Neue Feuchtgebiete
Die Nobelpreis-Juroren von Stockholm stehen heuer auf Kitsch und Verklärung. Was also macht den französischen Autor Jean-Marie Gustave Le Clézio nun zu einem Nobelpreis-würdigen Autor?
Das Kopfzerbrechen hat Konzept: „Derjenige, der in der Literatur das Ausgezeichnetste in idealistischer Richtung hervorgebracht hat“ soll nach dem Willen des Stifters Alfred Nobel (1833-1896) den Literatur-Nobelpreis (und die 1,1 Millionen Euro) erhalten. Eine schwammige, zu vielen Interpretationen einladende Formulierung, die immer wieder den Streit unter den 17 Juroren neu entfacht, wie Akademie-Mitglied Kjell Epsmark enthüllte.
Hier liegt der Schlüssel zu manch denkwürdigen Entscheidungen, „Schnapseinfälle drolliger seniler Herren aus Stockholm“ - wie Helmut Krausser in der „Zeit Literatur“ mäkelt. Es gibt sie ja, die immer noch Ungeehrten, auf die sich die Fachwelt (und das Publikum) auf mehreren Kontinenten einigen könnte - etwa Philip Roth –, nur die Schwedische Akademie halt nicht.
Bloß kein Amerikaner!
Was also macht den französischen Autor Jean-Marie Gustave Le Clézio nun zu einem Nobelpreis-würdigen Autor? Mit seinen zivilisationskritischen Romanen um versunkene, weit entfernte Welten erfüllt er zumindest den Modetrend der Akademie, keine Elfenbeinliteratur zu ehren, sondern zwischen den Kulturen schwebende Schreiber zu bevorzugen. Viele der zum Teil autobiografischen Werke des 68 Jahre alten Autors sind auch auf Deutsch erschienen wie „Der Goldsucher“, „Onitsha“, „Ein Ort fernab der Welt“ und „Revolutionen“.

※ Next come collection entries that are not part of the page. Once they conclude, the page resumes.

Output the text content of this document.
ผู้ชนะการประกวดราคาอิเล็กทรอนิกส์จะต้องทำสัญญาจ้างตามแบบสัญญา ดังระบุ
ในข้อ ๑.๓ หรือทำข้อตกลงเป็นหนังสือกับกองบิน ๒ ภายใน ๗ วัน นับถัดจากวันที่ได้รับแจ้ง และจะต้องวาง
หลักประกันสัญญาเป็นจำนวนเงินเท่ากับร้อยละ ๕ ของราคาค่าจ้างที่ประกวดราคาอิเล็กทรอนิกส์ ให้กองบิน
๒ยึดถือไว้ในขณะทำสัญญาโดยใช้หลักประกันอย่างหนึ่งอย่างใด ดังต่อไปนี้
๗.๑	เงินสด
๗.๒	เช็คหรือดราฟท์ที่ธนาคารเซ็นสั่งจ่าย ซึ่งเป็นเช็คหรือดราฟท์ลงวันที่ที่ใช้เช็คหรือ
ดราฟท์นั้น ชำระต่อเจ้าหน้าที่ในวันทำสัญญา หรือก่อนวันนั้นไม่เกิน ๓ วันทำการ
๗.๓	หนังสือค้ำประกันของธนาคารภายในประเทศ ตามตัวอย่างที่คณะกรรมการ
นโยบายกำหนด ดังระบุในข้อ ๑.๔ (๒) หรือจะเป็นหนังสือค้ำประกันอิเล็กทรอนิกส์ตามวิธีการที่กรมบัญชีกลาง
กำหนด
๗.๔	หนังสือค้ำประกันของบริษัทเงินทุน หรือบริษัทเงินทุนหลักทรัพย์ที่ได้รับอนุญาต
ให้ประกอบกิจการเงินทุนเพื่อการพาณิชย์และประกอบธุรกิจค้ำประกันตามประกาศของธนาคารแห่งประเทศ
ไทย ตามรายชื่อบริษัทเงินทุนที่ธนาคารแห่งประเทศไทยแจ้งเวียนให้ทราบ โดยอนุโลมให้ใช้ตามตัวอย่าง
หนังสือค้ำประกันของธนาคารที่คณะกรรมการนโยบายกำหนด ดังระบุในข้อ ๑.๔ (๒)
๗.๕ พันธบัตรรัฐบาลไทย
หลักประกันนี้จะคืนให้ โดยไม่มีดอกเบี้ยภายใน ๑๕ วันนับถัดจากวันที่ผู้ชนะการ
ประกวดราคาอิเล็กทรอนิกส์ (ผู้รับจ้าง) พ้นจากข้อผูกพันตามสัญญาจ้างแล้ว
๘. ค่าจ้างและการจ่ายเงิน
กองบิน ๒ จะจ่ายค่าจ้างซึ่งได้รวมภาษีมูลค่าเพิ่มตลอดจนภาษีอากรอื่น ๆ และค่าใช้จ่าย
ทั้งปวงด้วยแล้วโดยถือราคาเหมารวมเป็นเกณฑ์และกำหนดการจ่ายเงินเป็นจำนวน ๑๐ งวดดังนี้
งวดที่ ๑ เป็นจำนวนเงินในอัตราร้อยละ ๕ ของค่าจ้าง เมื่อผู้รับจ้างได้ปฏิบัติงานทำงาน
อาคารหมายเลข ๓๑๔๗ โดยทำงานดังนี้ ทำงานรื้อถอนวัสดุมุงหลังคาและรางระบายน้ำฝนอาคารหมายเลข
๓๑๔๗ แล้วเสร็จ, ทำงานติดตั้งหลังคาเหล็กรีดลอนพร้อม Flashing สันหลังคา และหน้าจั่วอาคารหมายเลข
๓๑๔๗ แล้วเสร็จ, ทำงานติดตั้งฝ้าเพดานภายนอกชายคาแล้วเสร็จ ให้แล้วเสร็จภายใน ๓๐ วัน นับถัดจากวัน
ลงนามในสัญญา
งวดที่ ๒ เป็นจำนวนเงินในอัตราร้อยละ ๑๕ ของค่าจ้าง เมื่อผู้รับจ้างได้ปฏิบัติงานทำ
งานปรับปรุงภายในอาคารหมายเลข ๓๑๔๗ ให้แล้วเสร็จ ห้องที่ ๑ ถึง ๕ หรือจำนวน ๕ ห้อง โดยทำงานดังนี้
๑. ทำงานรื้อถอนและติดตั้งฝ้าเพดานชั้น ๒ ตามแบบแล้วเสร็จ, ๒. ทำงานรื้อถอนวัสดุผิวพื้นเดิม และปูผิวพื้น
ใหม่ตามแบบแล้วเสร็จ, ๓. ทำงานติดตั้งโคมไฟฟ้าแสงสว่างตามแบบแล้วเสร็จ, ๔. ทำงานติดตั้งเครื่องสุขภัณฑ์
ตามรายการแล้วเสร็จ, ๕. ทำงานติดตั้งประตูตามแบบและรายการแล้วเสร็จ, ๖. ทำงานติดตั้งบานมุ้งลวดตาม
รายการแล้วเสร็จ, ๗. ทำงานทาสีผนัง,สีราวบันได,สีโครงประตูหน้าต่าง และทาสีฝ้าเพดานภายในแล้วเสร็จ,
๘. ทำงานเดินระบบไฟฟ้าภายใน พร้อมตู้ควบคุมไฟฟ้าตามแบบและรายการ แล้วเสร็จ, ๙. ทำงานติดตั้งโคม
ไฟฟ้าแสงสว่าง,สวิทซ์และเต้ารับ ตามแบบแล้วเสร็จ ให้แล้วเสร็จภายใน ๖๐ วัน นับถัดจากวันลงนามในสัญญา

Ein großes Lesepublikum in Deutschland hat Le Clézio nicht, Verleger, die sich um ihn reißen würden, ebensowenig. Er gehört zu den „Herumgereichten“ auf dem deutschen Buchmarkt, war bei Piper, Kiepenheuer & Witsch, letztes Jahr erschien „Der Afrikaner“ im Münchner Hanser Verlag. Der Roman erzählt von Clézios Afrikareise als Kind 1948, wo er zum ersten Mal seinem Vater begegnete. Die Fahrt wird zu einer Initiation in eine exotische Welt. Clézios Vater, ein englischer Mediziner, war zeitweise in Nigeria im Auftrag der britischen Regierung als Arzt tätig.
Die Kritik lobte die Klarheit der Sprache und das Afrikabild jenseits aller Klischees, aber Clézio sind Kitsch und Verklärung durchaus nicht fremd. Sie wurden ihm häufig zum Vorwurf gemacht. Kritiker Knut Cordsen fühlte sich bei der Lektüre von Le Clézios Roman „Ein Ort fernab der Welt“ in der Besprechung für die AZ an die „Poesie von Tourismus-Katalogen“ erinnert.
Seerosenblätterpoesie
Und da die sprachliche Klasse eines Autors bekanntlich beim Fallen der letzten Hüllen ersichtlich wird, sei auch diese Textstelle nicht verschwiegen: „Mein Geschlecht, dieser aufgerichtete schwarze Stein, gleitet über die feuchte weiche Lippe ihres Geschlechts, das Seerosenblatt, das den Stein einhüllt.“ Feuchtgebiete im Nobelpreissound, oder – wie die Akademie heute am Donnerstag ihre Entscheidung begründete: „Dem Verfasser des Aufbruchs, des poetischen Abenteuers und der sinnlichen Ekstase, dem Erforscher einer Menschlichkeit außerhalb und unterhalb der herrschenden Zivilsation.“
Der in Nizza geborene Clézio – seine Mutter war Französin - studierte Literaturwissenschaft und war nach dem Studium als Lektor in Bristol, London und Aix-en-Provence tätig. Als er 1963 mit 23 Jahren seinen ersten Roman „Das Protokoll“ veröffentlichte, lobte ihn die Fachkritik als eines der und eigenwilligsten Talente der modernen französischen Literatur. Seitdem hat er über dreißig Bücher geschrieben, darunter Erzählungen, Romane, Essays und Übersetzungen indischer Mythologie.
Die westliche Kultur - so Le Clézios These - habe „zu großes Gewicht auf die Rationalität gelegt", habe das Archaische und Mystische zusammen mit der Naturverbundenheit allzu leichtfertig über Bord geworfen. Das ist die Form der Literatur, die eine Jury in ihrem letzten Lebensabschnitt überzeugt.